二十多獸面甲士微微後退半步,可也沒退開。

直到見他上馬,調轉馬頭,才連忙讓開路來。

耶律大石仰天長嘆,回頭看了百步外的中軍大帳一眼,那裡霧氣稀薄,看不見人,但他知道可汗肯定在看着呢。

他騎馬折返,心裡悲憤交加。

自己身邊肯定是有可汗的人......

耶律大石不得不走,不走就是違抗可汗的旨意,他是南院大王,這些獸面皇衛不敢動他,可如果他違抗天子之令,殺他就有理有據。

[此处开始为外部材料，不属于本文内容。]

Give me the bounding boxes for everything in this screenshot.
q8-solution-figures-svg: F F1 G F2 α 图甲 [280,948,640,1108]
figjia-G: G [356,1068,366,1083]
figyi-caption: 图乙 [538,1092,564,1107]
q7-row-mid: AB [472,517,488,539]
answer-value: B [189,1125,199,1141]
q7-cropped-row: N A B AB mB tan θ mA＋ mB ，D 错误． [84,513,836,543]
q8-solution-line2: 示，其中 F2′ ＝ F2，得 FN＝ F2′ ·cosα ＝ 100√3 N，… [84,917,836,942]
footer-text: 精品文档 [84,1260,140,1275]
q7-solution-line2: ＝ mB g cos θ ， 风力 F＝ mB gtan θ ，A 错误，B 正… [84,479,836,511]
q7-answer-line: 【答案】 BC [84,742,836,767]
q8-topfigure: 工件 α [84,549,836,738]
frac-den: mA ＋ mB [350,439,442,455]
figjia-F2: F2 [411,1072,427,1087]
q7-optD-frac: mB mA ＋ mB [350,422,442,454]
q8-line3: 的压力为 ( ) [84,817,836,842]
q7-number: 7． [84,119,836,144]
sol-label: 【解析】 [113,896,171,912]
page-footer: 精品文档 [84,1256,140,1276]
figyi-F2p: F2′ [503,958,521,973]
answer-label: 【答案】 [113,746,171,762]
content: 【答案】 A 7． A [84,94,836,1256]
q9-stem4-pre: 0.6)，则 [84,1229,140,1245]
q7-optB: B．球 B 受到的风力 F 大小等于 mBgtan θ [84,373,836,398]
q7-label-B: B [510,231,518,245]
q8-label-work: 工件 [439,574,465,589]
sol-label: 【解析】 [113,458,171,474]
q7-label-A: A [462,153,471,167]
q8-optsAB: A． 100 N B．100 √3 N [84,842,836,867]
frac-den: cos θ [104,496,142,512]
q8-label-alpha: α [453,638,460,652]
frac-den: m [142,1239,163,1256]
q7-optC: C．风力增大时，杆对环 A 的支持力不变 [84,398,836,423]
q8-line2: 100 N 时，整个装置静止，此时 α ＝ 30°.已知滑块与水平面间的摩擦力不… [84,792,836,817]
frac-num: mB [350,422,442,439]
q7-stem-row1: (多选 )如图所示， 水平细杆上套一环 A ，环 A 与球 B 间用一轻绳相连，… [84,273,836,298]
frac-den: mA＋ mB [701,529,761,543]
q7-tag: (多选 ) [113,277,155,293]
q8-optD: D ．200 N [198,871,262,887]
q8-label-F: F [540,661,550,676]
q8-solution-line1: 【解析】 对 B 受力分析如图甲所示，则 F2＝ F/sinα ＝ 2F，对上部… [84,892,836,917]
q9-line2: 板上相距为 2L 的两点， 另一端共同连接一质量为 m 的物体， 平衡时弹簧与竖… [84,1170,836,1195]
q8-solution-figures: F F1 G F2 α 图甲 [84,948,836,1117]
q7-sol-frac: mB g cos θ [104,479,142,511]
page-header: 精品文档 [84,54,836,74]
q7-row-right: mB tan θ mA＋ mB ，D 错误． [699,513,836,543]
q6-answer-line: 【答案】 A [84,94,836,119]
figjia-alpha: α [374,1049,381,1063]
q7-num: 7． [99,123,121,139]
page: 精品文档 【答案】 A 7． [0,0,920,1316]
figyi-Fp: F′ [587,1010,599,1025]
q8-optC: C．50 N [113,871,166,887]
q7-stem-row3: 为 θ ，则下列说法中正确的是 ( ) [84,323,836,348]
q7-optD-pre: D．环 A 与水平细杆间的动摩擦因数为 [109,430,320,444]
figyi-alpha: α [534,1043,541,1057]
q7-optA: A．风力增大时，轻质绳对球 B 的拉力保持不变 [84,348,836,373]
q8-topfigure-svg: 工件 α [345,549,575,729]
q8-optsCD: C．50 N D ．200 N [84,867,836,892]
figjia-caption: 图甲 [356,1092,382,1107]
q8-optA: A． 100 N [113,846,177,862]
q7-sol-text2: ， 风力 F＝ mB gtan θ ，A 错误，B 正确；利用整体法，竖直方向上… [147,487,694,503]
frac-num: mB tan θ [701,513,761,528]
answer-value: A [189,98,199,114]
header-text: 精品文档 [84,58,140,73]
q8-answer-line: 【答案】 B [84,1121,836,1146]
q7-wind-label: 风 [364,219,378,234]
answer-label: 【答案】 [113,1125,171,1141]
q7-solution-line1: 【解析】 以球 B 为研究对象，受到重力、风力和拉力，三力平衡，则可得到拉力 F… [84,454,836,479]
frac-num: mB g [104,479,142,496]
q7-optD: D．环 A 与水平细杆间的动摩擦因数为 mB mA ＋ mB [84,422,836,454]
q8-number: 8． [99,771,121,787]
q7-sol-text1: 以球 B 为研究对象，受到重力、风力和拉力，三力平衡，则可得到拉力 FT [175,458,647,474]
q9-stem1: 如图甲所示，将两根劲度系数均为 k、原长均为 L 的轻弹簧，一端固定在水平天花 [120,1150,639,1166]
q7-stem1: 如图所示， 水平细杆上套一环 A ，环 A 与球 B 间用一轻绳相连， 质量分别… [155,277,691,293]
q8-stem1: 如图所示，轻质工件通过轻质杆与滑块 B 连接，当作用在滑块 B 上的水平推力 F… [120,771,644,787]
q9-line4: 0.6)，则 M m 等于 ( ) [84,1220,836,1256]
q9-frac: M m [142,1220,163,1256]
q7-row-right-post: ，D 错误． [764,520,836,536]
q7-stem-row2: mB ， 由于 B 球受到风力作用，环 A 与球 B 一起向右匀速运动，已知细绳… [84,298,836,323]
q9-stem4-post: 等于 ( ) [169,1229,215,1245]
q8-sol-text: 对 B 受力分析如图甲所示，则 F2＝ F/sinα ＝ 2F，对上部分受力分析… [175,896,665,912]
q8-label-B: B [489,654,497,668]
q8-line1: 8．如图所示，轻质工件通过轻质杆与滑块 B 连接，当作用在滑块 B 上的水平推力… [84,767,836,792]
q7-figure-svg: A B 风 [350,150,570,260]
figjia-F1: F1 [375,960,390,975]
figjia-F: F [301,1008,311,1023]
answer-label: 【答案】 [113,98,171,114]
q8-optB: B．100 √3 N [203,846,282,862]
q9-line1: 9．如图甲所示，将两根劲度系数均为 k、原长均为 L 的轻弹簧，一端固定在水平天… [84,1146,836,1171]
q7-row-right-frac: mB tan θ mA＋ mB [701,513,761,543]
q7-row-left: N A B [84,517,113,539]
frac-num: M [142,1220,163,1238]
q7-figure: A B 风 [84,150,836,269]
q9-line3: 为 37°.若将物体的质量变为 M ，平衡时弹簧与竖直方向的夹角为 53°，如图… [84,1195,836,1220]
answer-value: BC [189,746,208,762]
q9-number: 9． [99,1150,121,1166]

“韓公,我愧對你了!”耶律大石重重嘆口氣,然後頭也不回離開。

當天開始收攏所部,第二天冒雨拔營,率領麾下三萬大軍回師上京,路上他終於察覺秋雨還真是格外涼,寒徹心扉,透徹入骨。

......

八月初,遼國南院大王耶律大石奉可汗耶律術烈之命,回師上京,按照說法耶律術烈此舉是擔心女真人“偷襲”上京。許多上京民衆都誇讚耶律可汗思慮周全,爲百姓考慮。

八月初五,連綿許多天的秋雨終於停了,太空放晴,秋高氣爽。

八月初七,遼國與女真都接下對方戰書,在中京城外百里左右,以廖白溪爲界列陣,大戰一觸即發。

.......

耶律惇激動不已,躍躍欲試,挎好自己的寶弓,還有鑌鐵戰刀,手握長槍,身後帶着兩百多裝備五花八門,卻都精良的親兵,他的親兵大多都是年輕的貴族子弟,大家都很興奮。

正午,太陽當空,大軍兩邊開始列陣,馬蹄聲撼動大地,地面砂石上下顛簸,左右看去旌旗招展,如黑壓壓的雲彩,一眼看不到邊,這就是大遼,這就是他的大遼!

帶甲百萬,無人可敵!耶律惇想着豪情萬丈。

不一會兒,父皇便騎着寶馬從中軍金帳出來,耶律惇連忙打馬上前道:“父皇,兒臣想跟隨你,跟隨中軍衝鋒陷陣!”

“哈哈哈!不錯,不愧是我兒!”父皇大笑,但還是沒答應他:“不過今日你隨你舅舅的左軍,中軍太過危險,你還年輕。”

“啊.....”耶律惇頓時垂頭喪氣。

三路大軍,中軍由父皇指揮,左軍他的舅舅蕭保機,遼國北院大王統帥;右路由彰德軍節度使韓德讓統帥。

耶律惇雖不滿他不能留在中軍,但還是隻得聽從父皇安排,帶着他的兩百多親兵往北去左軍找他舅舅蕭保機,一路上人來人往,大隊人馬不斷調動,塵土漫天,無論哪裡看去,都是人山人海。